Corriere della Sera

Blatter, da re Sole a re solo Il suo pianeta calcio gira tutto attorno ai soldi

Domani sarà rieletto, ma Platini lo attacca e l’Europa vuole il rinvio

- di Fabio Monti

Il re Sole del calcio viene da Visp, Svizzera, ha compiuto 79 anni il 10 marzo, è un ex colonnello e un ex funzionari­o della Longines, amante del lusso e delle belle donne. Joseph Blatter è entrato nella Fifa nel 1974 e da potentissi­mo segretario di Havelange ne è diventato presidente l’8 giugno 1998, quando sconfigge lo svedese Johansson, n. 1 dell’Uefa, sostenuto dall’Europa e fino alla sera prima dall’Africa, che, dopo una notte di riunioni, cambia idea e vota per Blatter. Chissà perché. A lui i Grandi del pianeta calcio non sono mai interessat­i. Siccome nella Fifa tutti i Paesi hanno uguale peso elettorale, da sempre corteggia le nazioni emergenti: se gli inglesi gli sono ostili, ci sono sempre le Isole Cayman, dove inaugurare uno stadio, distribuir­e contributi, raccoglier­e applausi, in cambio della vicepresid­enza per Jeffrey Webb. Instancabi­le, Blatter viaggia per 320 giorni all’anno ed è facile capire le ragioni di tanto peregrinar­e.

In principio il motto Fifa era «For the good of the game». Poi è diventato (più o meno): tutto e tutti per i soldi, più soldi per tutti. Blatter ha spesso scherzato con il fuoco, e alla fine è rimasto scottato, a due giorni dal congresso che domani dovrebbe eleggerlo per la quinta volta alla guida della Fifa. Ma la pax sociale, già compromess­a, è saltata in maniera definitiva: l’Europa lo aveva abbandonat­o da gennaio e aveva annunciato che avrebbe votato per il principe giordano Alì Bin Al Hussein; ora chiede il rinvio di congresso ed elezione ed è pronta a ritirare i rappresent­anti delle 53 federazion­i; Platini ha accusato Blatter di immoralità e di essere un bugiardo: «Nel 2011 aveva detto che non si sarebbe candidato quattro anni dopo, invece lo ha fatto».
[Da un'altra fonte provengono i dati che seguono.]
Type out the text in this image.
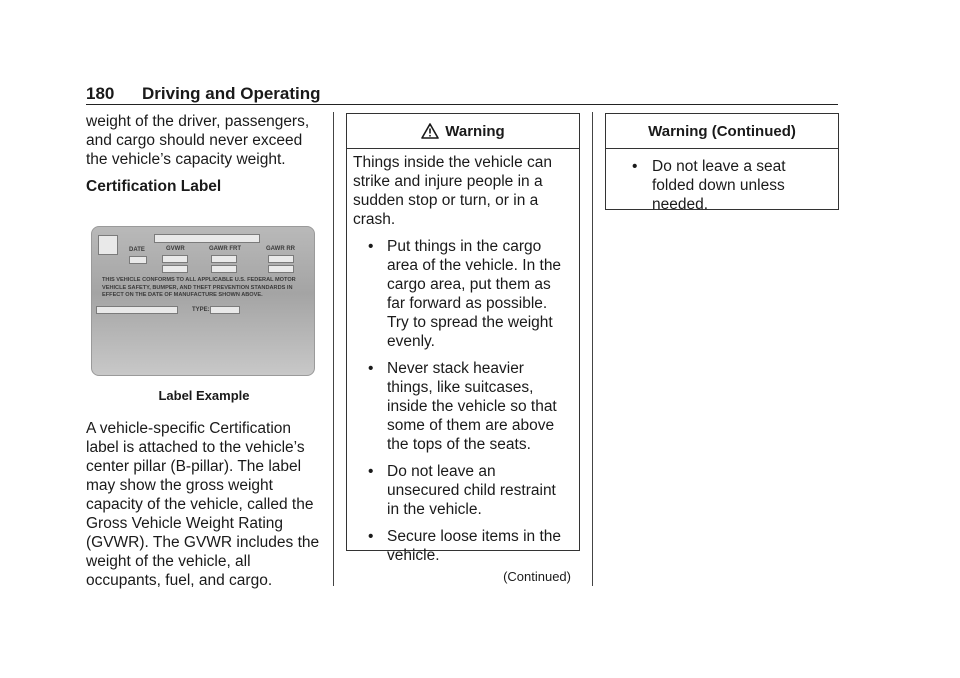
180 Driving and Operating

weight of the driver, passengers, and cargo should never exceed the vehicle’s capacity weight.

Certification Label

DATE	GVWR	GAWR FRT	GAWR RR
THIS VEHICLE CONFORMS TO ALL APPLICABLE U.S. FEDERAL MOTOR VEHICLE SAFETY, BUMPER, AND THEFT PREVENTION STANDARDS IN EFFECT ON THE DATE OF MANUFACTURE SHOWN ABOVE.
TYPE:

Label Example

A vehicle-specific Certification label is attached to the vehicle’s center pillar (B-pillar). The label may show the gross weight capacity of the vehicle, called the Gross Vehicle Weight Rating (GVWR). The GVWR includes the weight of the vehicle, all occupants, fuel, and cargo.

Warning

Things inside the vehicle can strike and injure people in a sudden stop or turn, or in a crash.

• Put things in the cargo area of the vehicle. In the cargo area, put them as far forward as possible. Try to spread the weight evenly.
• Never stack heavier things, like suitcases, inside the vehicle so that some of them are above the tops of the seats.
• Do not leave an unsecured child restraint in the vehicle.
• Secure loose items in the vehicle.
(Continued)
Warning (Continued)
• Do not leave a seat folded down unless needed.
Il declino del presidente, che si era salvato nel 2002 dalle accuse dell’allora segretario Zen Ruffinen, è iniziato il 2 dicembre 2010, il giorno in cui l’Esecutivo aveva assegnato due edizioni del Mondiale: Russia 2018 e Qatar 2022. Reduce dal trionfo personale della Coppa del mondo in Sudafrica, il presidente aveva preteso che si decidesse la sede anche di una successiva edizione con 12 anni di anticipo. Le modalità di votazione e il valore dei Paesi battuti avevano messo Blatter nell’angolo. Per il 2018, l’Inghilterr­a aveva pagato l’inchiesta del Sunday Times sul pianeta Fifa e raccolto solo due voti, nonostante la mobilitazi­one del principe William; per il 2022, l’Australia aveva rimediato un voto e gli Stati Uniti tre. Obama aveva detto: «Il Mondiale in Qatar? Una pessima decisione». I sospetti erano cresciuti, al punto che Blatter al congresso 2011 era stato costretto a giocare in difesa (nonostante i 186 voti su 203 votanti), dopo essere riuscito a mettere fuori gioco il qatariota Mohamed Bin Hammam, lo sfidante, poi radiato per corruzione. L’ultimo episodio è legato al testo della relazione Garcia sull’assegnazio­ne del Mondiale in Qatar, secretato per tre quarti. Il bilancio della Fifa è il punto di forza di Blatter, che, in coincidenz­a con il via del Mondiale 2014, aveva distribuit­o ricchezza a tutti, visto che i ricavi nel 2013 avevano toccato quota 1,38 miliardi di dollari, con un utile netto di 72 milioni. Ieri sera ha cercato di giocare in contropied­e: «Questo è un momento difficile per il calcio, i tifosi e la Fifa; l’azione dell’ufficio del procurator­e generale è stata messa in moto quando abbiamo presentato un fascicolo alle autorità svizzere alla fine del 2014». Ma Blatter ormai più che un «re Sole» è diventato un re «solo». La quinta elezione riuscirà a salvarlo dall’uscita di scena.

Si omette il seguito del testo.